I met up with Jai at J8 in the afternoon to return our due library books and had our lunch at Mos burger. Headed to Fanny's house after that and slacked there the whole afternoon. Mommy then texted me, saying that they were coming over to fetch me for dinner. So went for dinner, then straight home. Nothing really interesting today.

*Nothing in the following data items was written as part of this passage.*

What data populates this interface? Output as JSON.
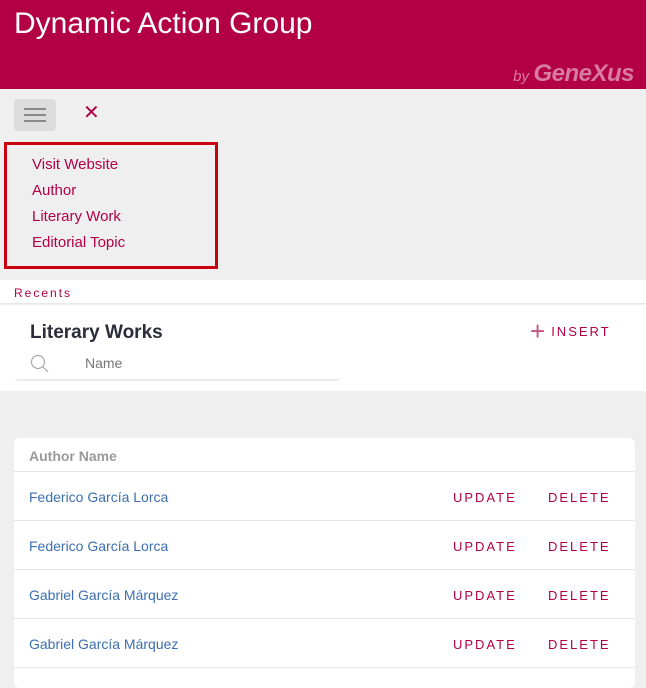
{
  "header": {
    "title": "Dynamic Action Group",
    "brand_by": "by",
    "brand_name": "GeneXus"
  },
  "toolbar": {
    "menu_icon": "hamburger-icon",
    "close_icon": "close-icon",
    "close_glyph": "✕"
  },
  "menu": {
    "items": [
      {
        "label": "Visit Website"
      },
      {
        "label": "Author"
      },
      {
        "label": "Literary Work"
      },
      {
        "label": "Editorial Topic"
      }
    ]
  },
  "recents": {
    "label": "Recents"
  },
  "panel": {
    "title": "Literary Works",
    "insert_label": "INSERT",
    "insert_glyph": "+",
    "search_placeholder": "Name",
    "search_value": ""
  },
  "grid": {
    "columns": [
      "Author Name"
    ],
    "update_label": "UPDATE",
    "delete_label": "DELETE",
    "rows": [
      {
        "author": "Federico García Lorca"
      },
      {
        "author": "Federico García Lorca"
      },
      {
        "author": "Gabriel García Márquez"
      },
      {
        "author": "Gabriel García Márquez"
      }
    ]
  },
  "colors": {
    "brand": "#b30045",
    "link": "#3c6fb0",
    "highlight_border": "#c8000f"
  }
}
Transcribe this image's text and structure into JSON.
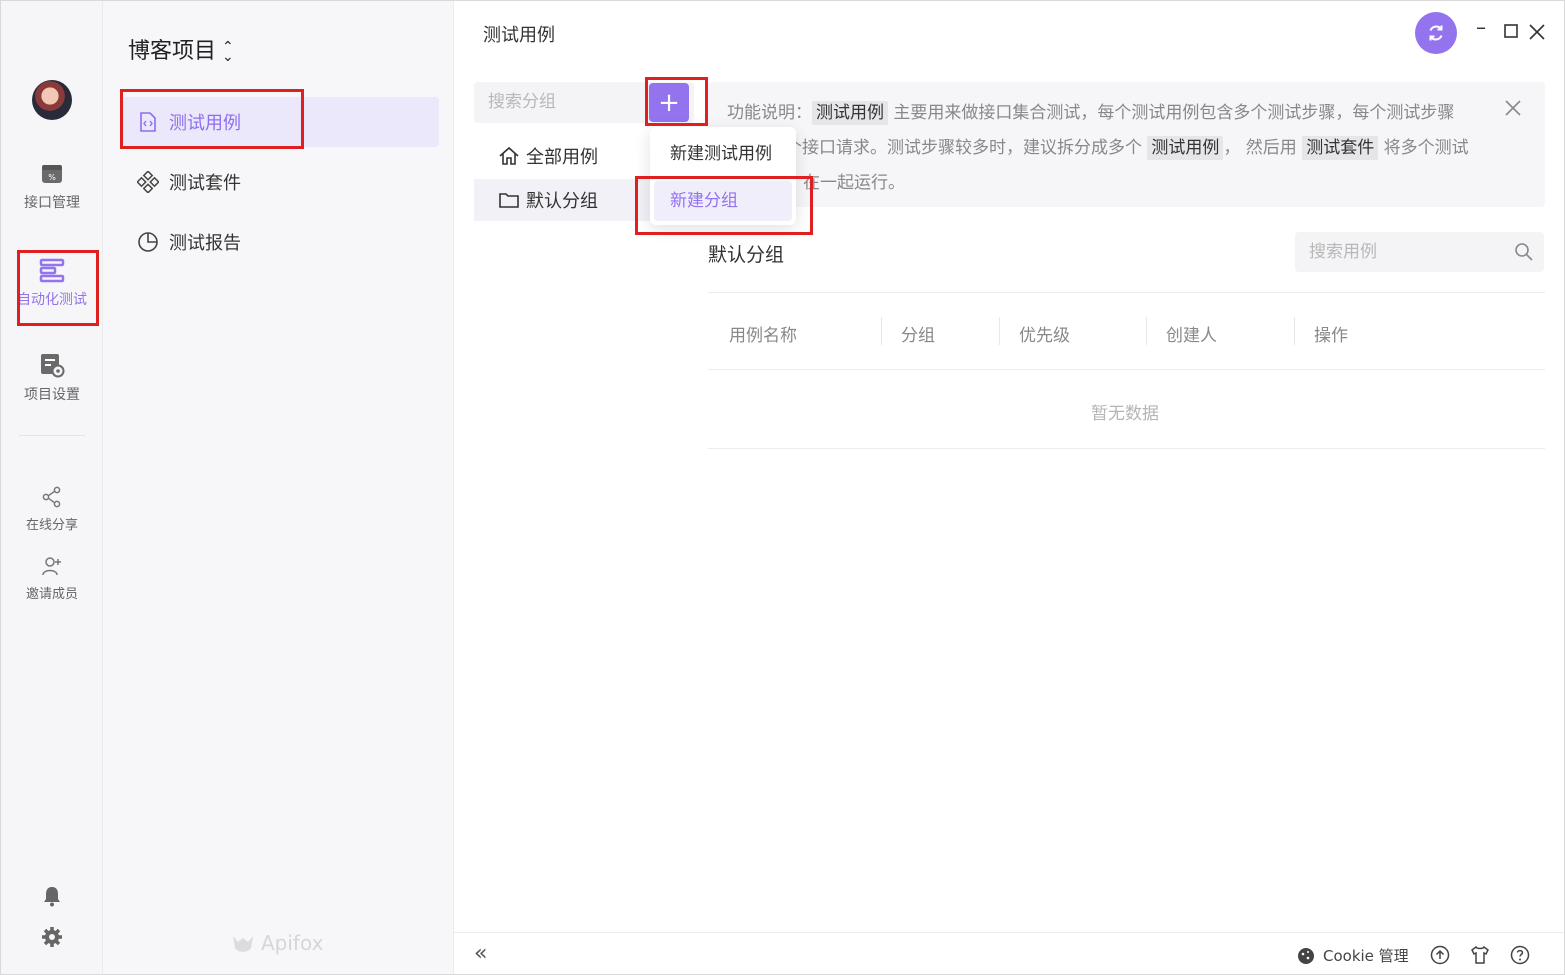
{
  "rail": {
    "items": [
      {
        "label": "接口管理",
        "icon": "api-management-icon",
        "active": false
      },
      {
        "label": "自动化测试",
        "icon": "automation-test-icon",
        "active": true
      },
      {
        "label": "项目设置",
        "icon": "project-settings-icon",
        "active": false
      },
      {
        "label": "在线分享",
        "icon": "share-icon",
        "active": false
      },
      {
        "label": "邀请成员",
        "icon": "invite-member-icon",
        "active": false
      }
    ]
  },
  "sidebar": {
    "project_title": "博客项目",
    "items": [
      {
        "label": "测试用例",
        "icon": "test-case-icon",
        "active": true
      },
      {
        "label": "测试套件",
        "icon": "test-suite-icon",
        "active": false
      },
      {
        "label": "测试报告",
        "icon": "test-report-icon",
        "active": false
      }
    ],
    "brand": "Apifox"
  },
  "main": {
    "title": "测试用例",
    "group_search_placeholder": "搜索分组",
    "groups": [
      {
        "label": "全部用例",
        "icon": "home-icon"
      },
      {
        "label": "默认分组",
        "icon": "folder-icon"
      }
    ],
    "dropdown": [
      "新建测试用例",
      "新建分组"
    ],
    "info": {
      "prefix": "功能说明：",
      "tag1": "测试用例",
      "text1": " 主要用来做接口集合测试，每个测试用例包含多个测试步骤，每个测试步骤",
      "text2": "个接口请求。测试步骤较多时，建议拆分成多个 ",
      "tag2": "测试用例",
      "text3": "， 然后用 ",
      "tag3": "测试套件",
      "text4": " 将多个测试",
      "text5": "在一起运行。"
    },
    "section_title": "默认分组",
    "case_search_placeholder": "搜索用例",
    "table": {
      "columns": [
        "用例名称",
        "分组",
        "优先级",
        "创建人",
        "操作"
      ],
      "empty_text": "暂无数据"
    }
  },
  "bottom": {
    "cookie_label": "Cookie 管理"
  },
  "colors": {
    "accent": "#9373ee",
    "highlight": "#e02020"
  }
}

I've been thinking about this question that I always couldn't answer when someone ask me. "Who would you pick? Someone who loves you more, or someone whom you love more?" I've got my answer~ I'd totally go with someone whom I love more. I KNOW, that's kind of a stupid answer but have you ever heard of the song "Thinking of you - Katy Perry"? This song's been stuck in my head for so long, but I just couldn't remember the title until I saw it somewhere today. That song pretty much explains how I feel about this. If I'm with someone who loves me more, I'll always be thinking about the other someone whom I love more. That's bad, isn't it? Haha, love hurts, that's what they all say, and I agree. You can't escape that.
Sorry for all these weird nonsensical talk about such things. I've said before, thoughts like this keep flashing through my head. Too much drama~ Well the next "topic" I wanna talk about is Smokers.
I've been wanting to say my feelings about smoking so many times on twitter. Then I realized many "friends" of mine have already started smoking. -_- & they might think i'm against them. I kinda am but I'm trying to close one eye about it because I'm not their mother I can't tell them to stop. I'm not a very good friend of them either so there's no reason why they should listen to me. I used to hate smokers alot. Well I still do but..... I don't know. I don't get why people want to even pick up smoking in the first place. Your nails would get black, hands and mouth and every part of your body gets smelly, money gets wasted and you'd look like you're 30 years old when you're only 20. What the hell???? With all the money that you guys used to buy cigarettes, I can probably buy many many beautiful dresses from branded shops.
You smokers say you hate it when people walk pass you and they hold their breath. SERIOUSLY WHAT'S WRONG WITH THAT? It's a fact that it's smelly and YOU are smelly. If you don't want people to do that then DON'T SMOKE. Please don't tell me you use freaking perfume to cover up the cigarette smell because FYI, it just makes everything smell worse. I can understand the previous generation(our parents generation) smoke. Most of them didn't have proper education about such things and all they did was follow their parents. BUT YOU GUYS????? Don't say you're stressed cuz that's a freaking stupid answer. Don't say its cool cuz that'd would just prove that you're mental. Eating is a way to distress. Watching shows is a way to distress. Maybe talking to somebody might help. Must you SMOKE? NO! I can never ever find a reason for myself to hold a cigarette on my hands.
Well I'm kinda done with the smoking rant. Hate for all you want. Ha!